Y ya puesta a publicar enlaces que me han gustado visitando blogs. Haciendo un repaso a The Fucking Shit, que hacía siglos que no lo visitaba porque no me lo "ficha" el Bloglines (que por cierto Luther, el de la página, me recomendó), me vicié un ratito a este juego: Guess-The-Google, que Luther explica tan bien (por las comillas lo ha sacado de algún lado), que lo voy a copiar: "20 segundos, 20 imágenes y un concepto que las une a todas. Guess the Google es un adictivo juego que te plantea 20 imágenes sacadas de una búsqueda de Google para que adivines cuál es el término de búsqueda que las generó. Como un Pictionary pero "powered by Google""

Mi récord por el momento (considero que 45 minutos es suficiente intento): 347 puntos. Cuanto más juegues más fácil es, pues salen palabras repetidas. Aviso: toca pensar en inglés.
 
Alacrán cebollero


Esto es un alacrán cebollero. He cogido uno este puente y ha sido la sensación entre mis primos y tíos. Pero el único que conocía su nombre, ha sido mi querido portero (al volver a casa le he enseñado mis bichos). Yo tampoco me acordaba de su nombre vulgar. Recordaba que era un grillo-topo porque sí me acordaba del nombre científico Grillotalpa grillotalpa.

Mi padre lo ha pasado muy bien estos días. Ha comido en abundancia (en comparación a NADA) y seguro que hasta ha engordado como yo (previsiones cumplidas). Se le ha visto muy animado y eso nos ha animado a todos. Es el hospital, que desilusiona a cualquiera.

Mi madre ha venido toooodo el viaje de vuelta cantando. Yo intentaba dormir, pero ella no paraba de encadenar trozos de canciones (porque entera no se sabe ni una). Es otro buen síntoma, se ve que ha logrado desconectar.

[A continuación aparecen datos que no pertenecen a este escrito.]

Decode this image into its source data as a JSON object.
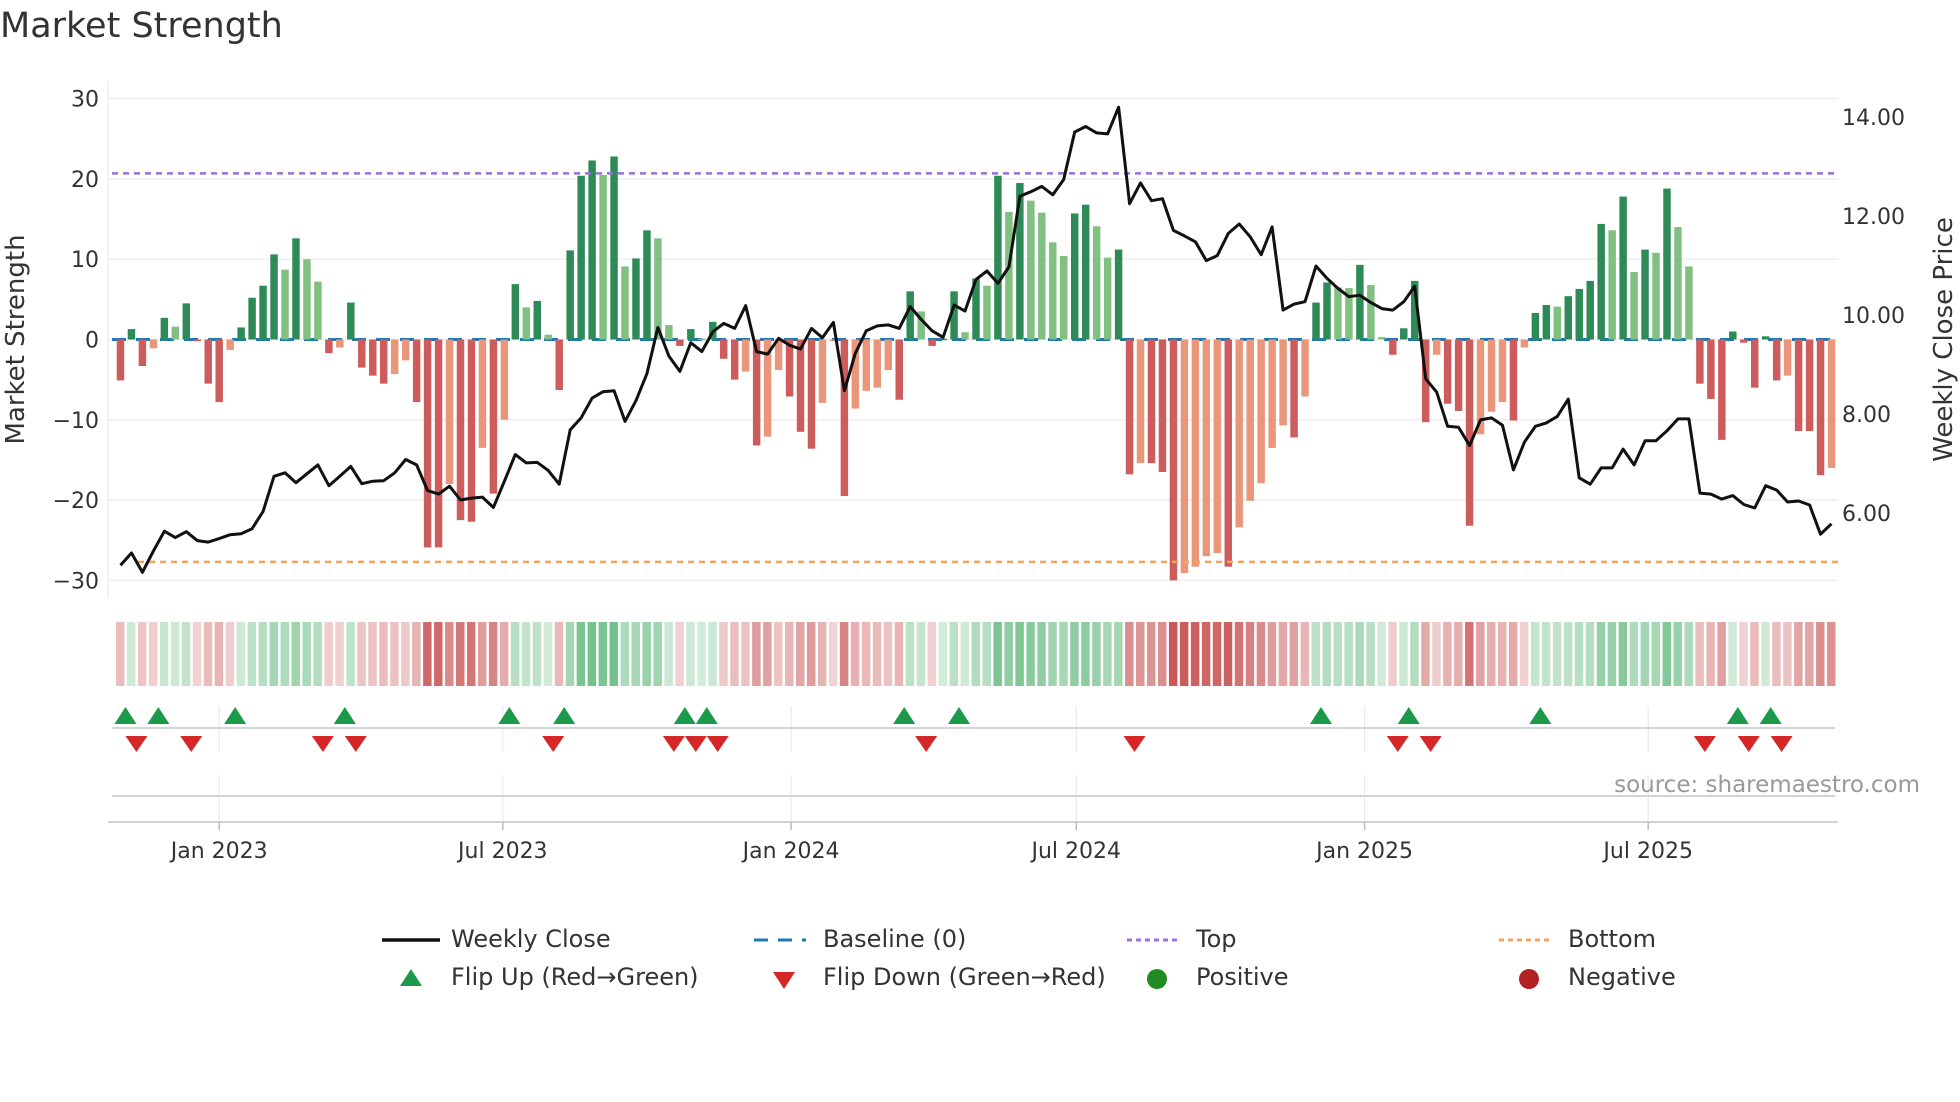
{
  "title": "Market Strength",
  "source": "source: sharemaestro.com",
  "chart_data": {
    "type": "bar",
    "title": "Market Strength",
    "frequency": "weekly",
    "start_date": "2022-10-30",
    "ylabel": "Market Strength",
    "y2label": "Weekly Close Price",
    "ylim": [
      -32.2,
      32.2
    ],
    "y2lim": [
      4.28,
      14.73
    ],
    "yticks": [
      30,
      20,
      10,
      0,
      -10,
      -20,
      -30
    ],
    "ytick_labels": [
      "30",
      "20",
      "10",
      "0",
      "−10",
      "−20",
      "−30"
    ],
    "y2ticks": [
      14,
      12,
      10,
      8,
      6
    ],
    "y2tick_labels": [
      "14.00",
      "12.00",
      "10.00",
      "8.00",
      "6.00"
    ],
    "xticks": [
      "2023-01-01",
      "2023-07-01",
      "2024-01-01",
      "2024-07-01",
      "2025-01-01",
      "2025-07-01"
    ],
    "xtick_labels": [
      "Jan 2023",
      "Jul 2023",
      "Jan 2024",
      "Jul 2024",
      "Jan 2025",
      "Jul 2025"
    ],
    "top_level": 20.7,
    "bottom_level": -27.7,
    "baseline": 0,
    "grid": true,
    "strength": [
      -5.1,
      1.3,
      -3.3,
      -1.1,
      2.7,
      1.6,
      4.5,
      -0.2,
      -5.5,
      -7.8,
      -1.3,
      1.5,
      5.2,
      6.7,
      10.6,
      8.7,
      12.6,
      10.0,
      7.2,
      -1.7,
      -1.0,
      4.6,
      -3.5,
      -4.5,
      -5.5,
      -4.3,
      -2.6,
      -7.8,
      -25.9,
      -25.9,
      -18.0,
      -22.5,
      -22.7,
      -13.5,
      -19.2,
      -10.0,
      6.9,
      4.0,
      4.8,
      0.6,
      -6.3,
      11.1,
      20.4,
      22.3,
      20.5,
      22.8,
      9.1,
      10.1,
      13.6,
      12.6,
      1.8,
      -0.8,
      1.3,
      0.1,
      2.2,
      -2.4,
      -5.0,
      -4.0,
      -13.2,
      -12.1,
      -3.8,
      -7.1,
      -11.5,
      -13.6,
      -7.9,
      -0.1,
      -19.5,
      -8.6,
      -6.4,
      -6.0,
      -3.8,
      -7.5,
      6.0,
      3.5,
      -0.8,
      0.1,
      6.0,
      0.9,
      7.6,
      6.7,
      20.4,
      15.9,
      19.5,
      17.3,
      15.8,
      12.1,
      10.4,
      15.7,
      16.8,
      14.1,
      10.2,
      11.2,
      -16.8,
      -15.4,
      -15.4,
      -16.5,
      -30.0,
      -29.1,
      -28.3,
      -27.0,
      -26.6,
      -28.3,
      -23.4,
      -20.1,
      -17.9,
      -13.5,
      -10.7,
      -12.2,
      -7.1,
      4.6,
      7.1,
      6.5,
      6.4,
      9.3,
      6.8,
      0.3,
      -1.9,
      1.4,
      7.3,
      -10.3,
      -1.9,
      -8.0,
      -8.9,
      -23.2,
      -11.8,
      -9.0,
      -7.8,
      -10.1,
      -1.0,
      3.3,
      4.3,
      4.1,
      5.4,
      6.3,
      7.3,
      14.4,
      13.6,
      17.8,
      8.4,
      11.2,
      10.8,
      18.8,
      14.0,
      9.1,
      -5.5,
      -7.4,
      -12.5,
      1.0,
      -0.4,
      -6.0,
      0.4,
      -5.1,
      -4.5,
      -11.4,
      -11.4,
      -16.9,
      -16.0
    ],
    "weekly_close": [
      4.94,
      5.19,
      4.8,
      5.23,
      5.63,
      5.5,
      5.62,
      5.44,
      5.41,
      5.48,
      5.56,
      5.58,
      5.68,
      6.03,
      6.74,
      6.81,
      6.61,
      6.79,
      6.97,
      6.55,
      6.74,
      6.94,
      6.59,
      6.64,
      6.65,
      6.81,
      7.08,
      6.97,
      6.45,
      6.38,
      6.54,
      6.26,
      6.3,
      6.32,
      6.11,
      6.64,
      7.18,
      7.01,
      7.02,
      6.86,
      6.58,
      7.68,
      7.92,
      8.32,
      8.45,
      8.47,
      7.85,
      8.27,
      8.82,
      9.75,
      9.17,
      8.86,
      9.44,
      9.26,
      9.66,
      9.83,
      9.73,
      10.19,
      9.26,
      9.21,
      9.53,
      9.39,
      9.31,
      9.73,
      9.54,
      9.85,
      8.47,
      9.23,
      9.68,
      9.78,
      9.8,
      9.73,
      10.17,
      9.91,
      9.68,
      9.55,
      10.2,
      10.08,
      10.72,
      10.89,
      10.64,
      10.97,
      12.4,
      12.49,
      12.6,
      12.43,
      12.74,
      13.7,
      13.81,
      13.68,
      13.66,
      14.2,
      12.25,
      12.67,
      12.31,
      12.35,
      11.71,
      11.6,
      11.48,
      11.1,
      11.2,
      11.65,
      11.84,
      11.58,
      11.22,
      11.78,
      10.1,
      10.22,
      10.27,
      10.99,
      10.74,
      10.54,
      10.37,
      10.4,
      10.25,
      10.13,
      10.1,
      10.27,
      10.58,
      8.71,
      8.44,
      7.75,
      7.73,
      7.36,
      7.88,
      7.92,
      7.77,
      6.87,
      7.43,
      7.75,
      7.82,
      7.95,
      8.3,
      6.71,
      6.58,
      6.91,
      6.91,
      7.29,
      6.97,
      7.46,
      7.46,
      7.66,
      7.9,
      7.9,
      6.4,
      6.38,
      6.28,
      6.35,
      6.17,
      6.1,
      6.55,
      6.46,
      6.22,
      6.24,
      6.16,
      5.57,
      5.78
    ],
    "flip_up_weeks": [
      1,
      4,
      11,
      21,
      36,
      41,
      52,
      54,
      72,
      77,
      110,
      118,
      130,
      148,
      151
    ],
    "flip_down_weeks": [
      2,
      7,
      19,
      22,
      40,
      51,
      53,
      55,
      74,
      93,
      117,
      120,
      145,
      149,
      152
    ],
    "colors": {
      "positive_rising": "#2e8b57",
      "positive_falling": "#80c080",
      "negative_falling": "#cd5c5c",
      "negative_rising": "#e9967a",
      "line": "#111111",
      "baseline": "#1f77b4",
      "top": "#9370db",
      "bottom": "#f4a460",
      "flip_up": "#1a9a4a",
      "flip_down": "#d62728",
      "positive_dot": "#228b22",
      "negative_dot": "#b22222"
    },
    "legend": {
      "placement": "bottom",
      "items": [
        "Weekly Close",
        "Baseline (0)",
        "Top",
        "Bottom",
        "Flip Up (Red→Green)",
        "Flip Down (Green→Red)",
        "Positive",
        "Negative"
      ]
    }
  }
}
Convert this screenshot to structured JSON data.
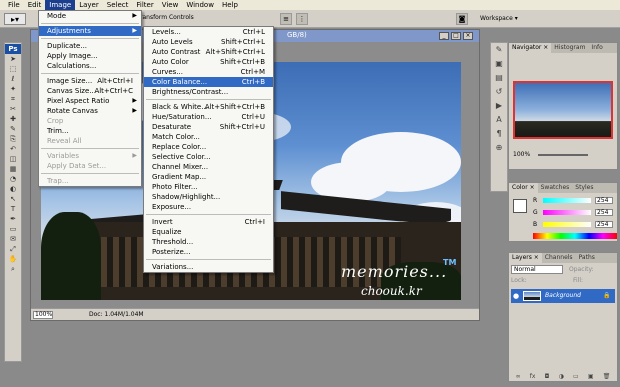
{
  "menubar": {
    "items": [
      "File",
      "Edit",
      "Image",
      "Layer",
      "Select",
      "Filter",
      "View",
      "Window",
      "Help"
    ],
    "active_index": 2
  },
  "options": {
    "transform_controls": "ransform Controls",
    "workspace_label": "Workspace ▾"
  },
  "toolbox": {
    "logo": "Ps",
    "tools": [
      "move-tool",
      "marquee-tool",
      "lasso-tool",
      "magic-wand-tool",
      "crop-tool",
      "slice-tool",
      "healing-tool",
      "brush-tool",
      "stamp-tool",
      "history-brush-tool",
      "eraser-tool",
      "gradient-tool",
      "blur-tool",
      "dodge-tool",
      "path-select-tool",
      "type-tool",
      "pen-tool",
      "shape-tool",
      "notes-tool",
      "eyedropper-tool",
      "hand-tool",
      "zoom-tool"
    ]
  },
  "document": {
    "title_fragment": "GB/8)",
    "zoom": "100%",
    "doc_size": "Doc: 1.04M/1.04M",
    "watermark_line1": "memories...",
    "watermark_line2": "choouk.kr",
    "watermark_tm": "TM"
  },
  "image_menu": {
    "items": [
      {
        "label": "Mode",
        "submenu": true
      },
      {
        "sep": true
      },
      {
        "label": "Adjustments",
        "submenu": true,
        "highlight": true
      },
      {
        "sep": true
      },
      {
        "label": "Duplicate..."
      },
      {
        "label": "Apply Image..."
      },
      {
        "label": "Calculations..."
      },
      {
        "sep": true
      },
      {
        "label": "Image Size...",
        "shortcut": "Alt+Ctrl+I"
      },
      {
        "label": "Canvas Size...",
        "shortcut": "Alt+Ctrl+C"
      },
      {
        "label": "Pixel Aspect Ratio",
        "submenu": true
      },
      {
        "label": "Rotate Canvas",
        "submenu": true
      },
      {
        "label": "Crop",
        "disabled": true
      },
      {
        "label": "Trim..."
      },
      {
        "label": "Reveal All",
        "disabled": true
      },
      {
        "sep": true
      },
      {
        "label": "Variables",
        "submenu": true,
        "disabled": true
      },
      {
        "label": "Apply Data Set...",
        "disabled": true
      },
      {
        "sep": true
      },
      {
        "label": "Trap...",
        "disabled": true
      }
    ]
  },
  "adjustments_menu": {
    "items": [
      {
        "label": "Levels...",
        "shortcut": "Ctrl+L"
      },
      {
        "label": "Auto Levels",
        "shortcut": "Shift+Ctrl+L"
      },
      {
        "label": "Auto Contrast",
        "shortcut": "Alt+Shift+Ctrl+L"
      },
      {
        "label": "Auto Color",
        "shortcut": "Shift+Ctrl+B"
      },
      {
        "label": "Curves...",
        "shortcut": "Ctrl+M"
      },
      {
        "label": "Color Balance...",
        "shortcut": "Ctrl+B",
        "highlight": true
      },
      {
        "label": "Brightness/Contrast..."
      },
      {
        "sep": true
      },
      {
        "label": "Black & White...",
        "shortcut": "Alt+Shift+Ctrl+B"
      },
      {
        "label": "Hue/Saturation...",
        "shortcut": "Ctrl+U"
      },
      {
        "label": "Desaturate",
        "shortcut": "Shift+Ctrl+U"
      },
      {
        "label": "Match Color..."
      },
      {
        "label": "Replace Color..."
      },
      {
        "label": "Selective Color..."
      },
      {
        "label": "Channel Mixer..."
      },
      {
        "label": "Gradient Map..."
      },
      {
        "label": "Photo Filter..."
      },
      {
        "label": "Shadow/Highlight..."
      },
      {
        "label": "Exposure..."
      },
      {
        "sep": true
      },
      {
        "label": "Invert",
        "shortcut": "Ctrl+I"
      },
      {
        "label": "Equalize"
      },
      {
        "label": "Threshold..."
      },
      {
        "label": "Posterize..."
      },
      {
        "sep": true
      },
      {
        "label": "Variations..."
      }
    ]
  },
  "navigator_panel": {
    "tabs": [
      "Navigator ×",
      "Histogram",
      "Info"
    ],
    "zoom": "100%"
  },
  "color_panel": {
    "tabs": [
      "Color ×",
      "Swatches",
      "Styles"
    ],
    "channels": [
      {
        "name": "R",
        "value": "254",
        "gradient": "linear-gradient(90deg,#00fefe,#fefefe)"
      },
      {
        "name": "G",
        "value": "254",
        "gradient": "linear-gradient(90deg,#fe00fe,#fefefe)"
      },
      {
        "name": "B",
        "value": "254",
        "gradient": "linear-gradient(90deg,#fefe00,#fefefe)"
      }
    ]
  },
  "layers_panel": {
    "tabs": [
      "Layers ×",
      "Channels",
      "Paths"
    ],
    "blend_mode": "Normal",
    "opacity_label": "Opacity:",
    "lock_label": "Lock:",
    "fill_label": "Fill:",
    "layer_name": "Background",
    "footer_icons": [
      "link-icon",
      "fx-icon",
      "mask-icon",
      "adjustment-icon",
      "folder-icon",
      "new-layer-icon",
      "trash-icon"
    ]
  },
  "colors": {
    "menu_highlight": "#316ac5",
    "title_bar": "#7f97c9",
    "ps_blue": "#1b4fa3"
  }
}
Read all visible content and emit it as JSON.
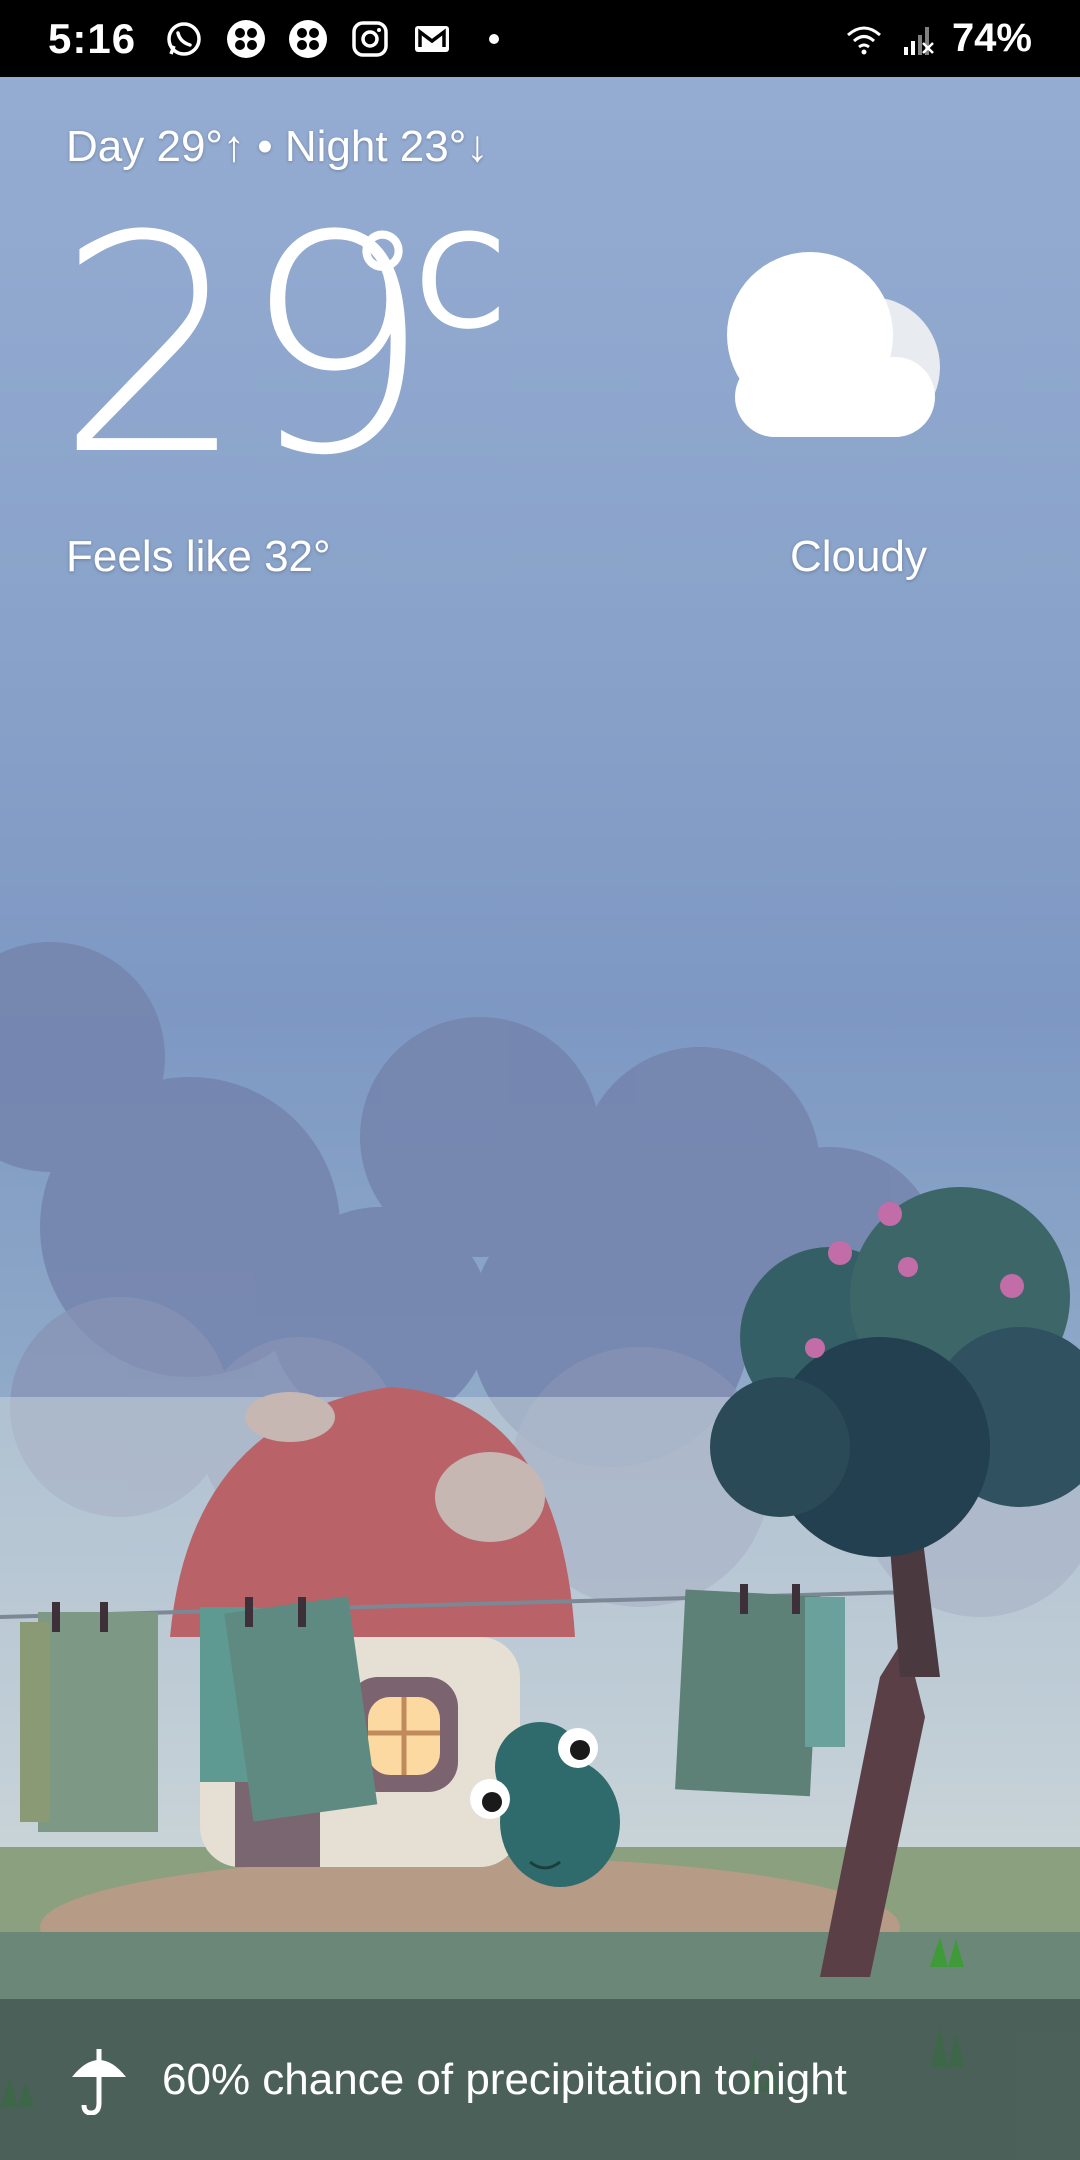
{
  "status_bar": {
    "time": "5:16",
    "battery": "74%",
    "icons_left": [
      "whatsapp-icon",
      "clover-app-icon",
      "clover-app-icon",
      "instagram-icon",
      "gmail-icon",
      "dot-icon"
    ],
    "icons_right": [
      "wifi-icon",
      "signal-icon"
    ]
  },
  "weather": {
    "hi_lo": "Day 29°↑ • Night 23°↓",
    "temperature": "29",
    "unit": "°C",
    "feels_like": "Feels like 32°",
    "condition": "Cloudy",
    "condition_icon": "cloud-icon"
  },
  "precipitation": {
    "icon": "umbrella-icon",
    "text": "60% chance of precipitation tonight"
  }
}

El resto de mi familia... Estupendos. El domingo nos juntamos 26 a comer y celebrar el cumpleaños de mi padre. Él dice que es fiesta nacional por ser su cumpleaños... Tendrá morro :P

Las dos becas son compatibles, se ve que no son exactamente del mismo tipo de beca. ahora estoy deseando ponerme manos a la obra y currar (quién me manda a mí, luego acabaré harta).

Así que no me puedo quejar... Vuelta a una realidad un poco más dura. A P. lo tengo un pelín abandonado, demasiados líos. Ya intentaré compensarle de alguna forma.

Y de regalo, la receta del helado de queso de mi tía M., altamente recomendada para los que no les gusten los postres demasiado dulzones:

300 ml de nata (montarla)
2 tarrinas pequeñas de queso Philadelphia (batir un poco también).
4 yemas de huevo
150 gramos de azúcar (batir con las yemas)

Se mezcla todo y al congelador. Para los más golosos (como yo), una mermelada de moras, arándanos o fresas por encima... Y de muerte.